MickeyMouse wrote:
Eric,
You should paint your camouflage and call it an army collectable.. Then you can get 3 times the money...
The vehicle he has looks pretty correct, but his biggest problem is that he's got no history to showing the pedigree or provenance of the vehicle. If it's a real Fast Attack Vehicle that came from the Army, then it's likely worth it to a collector. The problem is that I've seen several very good clones over the years and very few actual FAV's. The military dune buggies were built off of commercially available chassis's back in the day, so it's not hard to do one if you have the dedication. Like anything of historical value, if you don't have the papers, there's no way to prove the legitimacy. Very good clones typically sell for $10k or less. I saw one about 70% of the way to completion sell for under $3k in Idaho.
Make fun of someone for wanting a piece of history, but we all have our hobbies and some are willing to pay for it. Painting it camo and getting 3x the value doesn't work out that way. It's why you can build an M1D for $1000, but a legitimate one showing it's real (not a clone) sells for $5000 when they're auctioned off through the CMP. It's also why people buy a Willy's MB versus a CJ2 or an M38 over a CJ3 - it's all about what interests us.

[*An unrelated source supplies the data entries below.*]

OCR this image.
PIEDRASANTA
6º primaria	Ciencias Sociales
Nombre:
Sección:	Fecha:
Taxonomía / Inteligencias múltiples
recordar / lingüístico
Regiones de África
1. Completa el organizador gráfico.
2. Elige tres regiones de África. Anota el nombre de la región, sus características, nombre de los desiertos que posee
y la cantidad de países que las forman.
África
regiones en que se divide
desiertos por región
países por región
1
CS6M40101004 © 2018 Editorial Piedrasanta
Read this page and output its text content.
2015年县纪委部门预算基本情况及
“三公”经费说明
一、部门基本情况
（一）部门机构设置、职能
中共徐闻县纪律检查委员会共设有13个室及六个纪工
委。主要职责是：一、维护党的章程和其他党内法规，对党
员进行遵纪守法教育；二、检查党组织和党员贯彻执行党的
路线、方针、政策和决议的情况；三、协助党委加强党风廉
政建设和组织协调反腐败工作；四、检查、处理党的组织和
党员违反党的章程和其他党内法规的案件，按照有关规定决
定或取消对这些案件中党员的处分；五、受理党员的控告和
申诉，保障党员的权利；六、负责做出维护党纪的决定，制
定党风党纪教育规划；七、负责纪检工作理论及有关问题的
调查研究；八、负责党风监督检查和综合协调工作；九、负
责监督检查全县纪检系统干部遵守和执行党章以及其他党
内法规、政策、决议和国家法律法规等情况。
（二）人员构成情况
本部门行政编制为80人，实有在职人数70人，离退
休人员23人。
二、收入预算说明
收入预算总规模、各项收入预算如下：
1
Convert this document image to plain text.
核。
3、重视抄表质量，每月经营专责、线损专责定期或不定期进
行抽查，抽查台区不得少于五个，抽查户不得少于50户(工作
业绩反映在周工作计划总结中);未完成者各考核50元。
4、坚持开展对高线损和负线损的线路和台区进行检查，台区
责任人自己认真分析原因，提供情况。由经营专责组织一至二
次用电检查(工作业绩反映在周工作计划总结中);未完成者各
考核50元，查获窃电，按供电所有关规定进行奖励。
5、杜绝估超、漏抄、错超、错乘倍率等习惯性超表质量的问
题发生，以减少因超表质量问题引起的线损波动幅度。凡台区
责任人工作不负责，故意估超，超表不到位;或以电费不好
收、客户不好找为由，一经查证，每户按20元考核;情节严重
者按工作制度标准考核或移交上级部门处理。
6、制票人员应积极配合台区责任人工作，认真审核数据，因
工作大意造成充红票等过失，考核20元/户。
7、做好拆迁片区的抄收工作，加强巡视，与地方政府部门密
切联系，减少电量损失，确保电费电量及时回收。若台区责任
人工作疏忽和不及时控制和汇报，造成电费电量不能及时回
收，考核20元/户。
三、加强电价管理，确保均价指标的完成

I've got both a Chenowth Desert Patrol Vehicle (3 seats, 124 made) and a Chenowth SEAL "Squad" Vehicle (6 seats, 12 made) and can prove the history and pedigree of both of them. In my case, these vehicles were free, but I've had several museums call offering very tempting offers on them. They're more fun than I'm willing to get rid of at the moment and they might be handy to have around for retirement or the kids college fund one day.